First, the Bible. I did the old trick where you flip through and stop on a random page to see what mystical message the Word of God has for you today. Usually I land in some obscure place like Leviticus or Numbers and the Word of God reminds me not to sleep with goats or offer my children as sacrifices to the dark Lord Molech (Lev. 18).
This time was different. This time the random page-flip led me to Matthew 6. Maybe it was luck. Or the Holy Spirit. Or maybe it’s because the Sermon on the Mount is the part of scripture that I read most often and the book’s binding is well-worn at Matthew 6. Whatever the case, I was stopped in my tracks by one familiar verse:
Strive first for the kingdom of God and his righteousness, and all these things will be given to you as well. (6:33)
I’ve heard it (and preached it) a hundred times, but never quite like I heard it this morning. I’ve always considered striving first for the kingdom of God to be a matter of the heart, a way of prioritizing your life. But today I wonder… What if this is more than a matter of the heart… What if striving first for the kingdom of God is really a matter of time… not just a spiritual reality, but a chronological one as well?
I wondered if Jesus meant that before you try to do everything else you want to do in life, you should spend some time with God, first.
The rest of the morning, with the infamous list staring at me from my desk, I was with my God.

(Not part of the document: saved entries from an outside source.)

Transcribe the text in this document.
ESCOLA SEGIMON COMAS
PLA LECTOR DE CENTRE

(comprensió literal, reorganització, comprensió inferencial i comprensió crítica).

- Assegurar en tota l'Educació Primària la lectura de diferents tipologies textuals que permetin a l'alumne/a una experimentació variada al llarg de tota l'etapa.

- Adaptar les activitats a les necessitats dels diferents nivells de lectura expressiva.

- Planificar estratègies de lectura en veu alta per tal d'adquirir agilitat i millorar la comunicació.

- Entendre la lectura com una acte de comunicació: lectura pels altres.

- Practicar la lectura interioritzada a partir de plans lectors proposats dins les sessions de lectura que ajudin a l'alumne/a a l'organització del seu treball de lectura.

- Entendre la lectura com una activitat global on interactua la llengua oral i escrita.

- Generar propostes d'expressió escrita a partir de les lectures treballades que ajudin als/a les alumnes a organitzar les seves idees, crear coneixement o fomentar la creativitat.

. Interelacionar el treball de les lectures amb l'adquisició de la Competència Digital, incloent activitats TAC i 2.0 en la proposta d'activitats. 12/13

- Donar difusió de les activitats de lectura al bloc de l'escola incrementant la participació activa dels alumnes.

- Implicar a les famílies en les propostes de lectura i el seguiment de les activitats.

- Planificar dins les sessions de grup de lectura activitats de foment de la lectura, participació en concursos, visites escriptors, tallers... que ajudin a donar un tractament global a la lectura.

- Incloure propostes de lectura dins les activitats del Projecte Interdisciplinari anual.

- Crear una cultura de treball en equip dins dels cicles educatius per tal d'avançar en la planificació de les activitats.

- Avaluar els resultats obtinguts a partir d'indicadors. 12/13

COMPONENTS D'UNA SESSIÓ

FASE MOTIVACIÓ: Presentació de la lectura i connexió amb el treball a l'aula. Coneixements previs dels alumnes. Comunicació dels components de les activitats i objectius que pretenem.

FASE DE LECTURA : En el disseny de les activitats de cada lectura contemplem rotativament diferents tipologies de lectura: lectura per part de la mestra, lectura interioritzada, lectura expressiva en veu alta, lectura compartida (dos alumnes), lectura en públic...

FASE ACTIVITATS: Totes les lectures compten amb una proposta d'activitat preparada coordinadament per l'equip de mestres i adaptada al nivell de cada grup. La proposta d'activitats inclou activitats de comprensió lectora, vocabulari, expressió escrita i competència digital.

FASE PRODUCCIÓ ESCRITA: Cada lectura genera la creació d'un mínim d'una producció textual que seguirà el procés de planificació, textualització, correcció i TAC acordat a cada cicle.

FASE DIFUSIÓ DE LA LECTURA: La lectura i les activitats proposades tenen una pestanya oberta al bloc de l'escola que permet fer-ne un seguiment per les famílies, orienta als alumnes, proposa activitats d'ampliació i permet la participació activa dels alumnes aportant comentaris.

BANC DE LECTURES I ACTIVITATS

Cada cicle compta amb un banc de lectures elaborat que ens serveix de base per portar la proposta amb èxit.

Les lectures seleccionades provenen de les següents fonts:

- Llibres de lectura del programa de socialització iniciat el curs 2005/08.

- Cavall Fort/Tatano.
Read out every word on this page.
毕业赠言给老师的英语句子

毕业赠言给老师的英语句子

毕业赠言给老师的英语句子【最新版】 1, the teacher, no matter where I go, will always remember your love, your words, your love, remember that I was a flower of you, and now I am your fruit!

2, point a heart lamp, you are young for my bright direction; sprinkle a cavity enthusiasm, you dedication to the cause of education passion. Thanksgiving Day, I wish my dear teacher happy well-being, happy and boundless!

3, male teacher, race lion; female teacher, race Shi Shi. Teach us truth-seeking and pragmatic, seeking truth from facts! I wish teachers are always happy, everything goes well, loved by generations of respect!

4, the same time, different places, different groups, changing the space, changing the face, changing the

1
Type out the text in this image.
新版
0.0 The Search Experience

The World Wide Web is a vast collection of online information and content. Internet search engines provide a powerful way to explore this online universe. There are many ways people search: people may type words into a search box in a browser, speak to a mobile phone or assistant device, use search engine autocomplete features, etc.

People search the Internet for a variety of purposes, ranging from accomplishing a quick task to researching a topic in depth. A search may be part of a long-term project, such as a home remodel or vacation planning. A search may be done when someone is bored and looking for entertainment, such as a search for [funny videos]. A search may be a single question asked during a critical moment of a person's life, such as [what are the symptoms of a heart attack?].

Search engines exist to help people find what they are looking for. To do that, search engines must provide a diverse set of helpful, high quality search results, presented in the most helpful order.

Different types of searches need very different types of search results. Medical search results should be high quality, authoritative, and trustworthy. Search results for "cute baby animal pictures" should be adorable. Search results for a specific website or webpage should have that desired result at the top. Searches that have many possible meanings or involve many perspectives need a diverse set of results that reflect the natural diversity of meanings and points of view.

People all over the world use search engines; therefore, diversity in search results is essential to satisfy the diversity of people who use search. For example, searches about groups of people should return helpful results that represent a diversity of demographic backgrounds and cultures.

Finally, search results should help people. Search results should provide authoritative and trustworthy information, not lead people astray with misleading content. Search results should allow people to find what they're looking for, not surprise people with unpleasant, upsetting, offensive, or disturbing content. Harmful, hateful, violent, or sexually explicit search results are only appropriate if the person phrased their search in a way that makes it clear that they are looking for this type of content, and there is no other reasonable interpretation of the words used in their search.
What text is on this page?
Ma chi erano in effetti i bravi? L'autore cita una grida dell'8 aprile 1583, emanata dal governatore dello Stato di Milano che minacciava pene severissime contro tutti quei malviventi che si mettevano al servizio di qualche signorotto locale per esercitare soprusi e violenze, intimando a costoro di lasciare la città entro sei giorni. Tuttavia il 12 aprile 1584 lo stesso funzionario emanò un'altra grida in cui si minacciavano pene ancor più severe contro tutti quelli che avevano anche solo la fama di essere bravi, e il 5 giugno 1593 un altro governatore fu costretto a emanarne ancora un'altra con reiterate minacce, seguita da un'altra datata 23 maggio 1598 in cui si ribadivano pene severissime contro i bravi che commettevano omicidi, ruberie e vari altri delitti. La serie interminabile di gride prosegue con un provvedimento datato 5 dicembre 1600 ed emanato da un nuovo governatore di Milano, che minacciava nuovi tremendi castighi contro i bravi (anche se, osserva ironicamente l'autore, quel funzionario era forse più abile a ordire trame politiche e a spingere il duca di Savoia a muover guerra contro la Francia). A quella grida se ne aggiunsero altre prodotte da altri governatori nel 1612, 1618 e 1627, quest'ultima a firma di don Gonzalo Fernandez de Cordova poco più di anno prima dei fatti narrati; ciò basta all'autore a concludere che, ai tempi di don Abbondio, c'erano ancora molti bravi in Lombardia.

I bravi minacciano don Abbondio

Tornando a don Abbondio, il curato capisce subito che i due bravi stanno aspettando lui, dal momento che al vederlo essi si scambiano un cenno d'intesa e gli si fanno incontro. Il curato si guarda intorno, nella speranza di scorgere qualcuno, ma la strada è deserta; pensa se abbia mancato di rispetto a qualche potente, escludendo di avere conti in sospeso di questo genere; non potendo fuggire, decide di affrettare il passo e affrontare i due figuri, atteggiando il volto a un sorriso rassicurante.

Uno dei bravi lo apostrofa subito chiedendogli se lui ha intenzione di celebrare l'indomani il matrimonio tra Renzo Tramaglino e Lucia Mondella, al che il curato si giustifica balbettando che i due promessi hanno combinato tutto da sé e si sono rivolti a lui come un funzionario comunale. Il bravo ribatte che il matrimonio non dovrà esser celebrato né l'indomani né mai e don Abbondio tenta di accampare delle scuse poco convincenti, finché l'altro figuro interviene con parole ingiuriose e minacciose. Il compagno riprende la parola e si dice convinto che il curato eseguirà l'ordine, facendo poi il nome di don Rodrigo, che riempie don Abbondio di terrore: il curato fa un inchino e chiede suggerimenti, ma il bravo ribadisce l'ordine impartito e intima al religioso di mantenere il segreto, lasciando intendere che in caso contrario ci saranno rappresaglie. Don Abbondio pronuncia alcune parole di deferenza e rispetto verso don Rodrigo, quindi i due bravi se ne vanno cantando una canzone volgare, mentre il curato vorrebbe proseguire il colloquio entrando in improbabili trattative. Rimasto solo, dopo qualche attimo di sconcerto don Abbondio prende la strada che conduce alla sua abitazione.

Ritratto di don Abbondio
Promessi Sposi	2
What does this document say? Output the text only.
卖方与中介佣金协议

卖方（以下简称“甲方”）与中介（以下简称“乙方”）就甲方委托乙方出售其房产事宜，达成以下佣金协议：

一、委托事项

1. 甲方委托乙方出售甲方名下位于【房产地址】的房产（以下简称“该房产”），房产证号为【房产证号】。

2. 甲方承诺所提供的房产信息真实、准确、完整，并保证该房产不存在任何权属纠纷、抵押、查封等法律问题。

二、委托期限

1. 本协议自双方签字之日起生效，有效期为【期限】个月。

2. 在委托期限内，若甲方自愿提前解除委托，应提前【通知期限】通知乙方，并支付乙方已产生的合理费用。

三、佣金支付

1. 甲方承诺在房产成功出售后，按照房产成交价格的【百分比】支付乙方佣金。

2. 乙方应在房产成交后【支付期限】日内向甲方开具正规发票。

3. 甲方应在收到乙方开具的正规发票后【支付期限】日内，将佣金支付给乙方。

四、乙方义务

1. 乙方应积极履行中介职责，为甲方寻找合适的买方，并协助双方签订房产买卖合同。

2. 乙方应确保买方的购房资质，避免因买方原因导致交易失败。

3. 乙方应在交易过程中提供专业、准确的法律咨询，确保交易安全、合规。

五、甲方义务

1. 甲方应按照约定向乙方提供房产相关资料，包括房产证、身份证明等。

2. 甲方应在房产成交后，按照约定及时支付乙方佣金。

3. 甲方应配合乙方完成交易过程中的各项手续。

Reading. Praying. Communing. I read another chapter of scripture. I revisited some of my favorite books by Parker Palmer and C.S. Lewis, and every time the temptation arose to open my computer, check my phone, or go find someone who can validate my worth, I forced myself to remain with God. And I remembered how God validated me a long time ago.
After a while, I got to work. And, funny thing, when the day was over, my list was complete.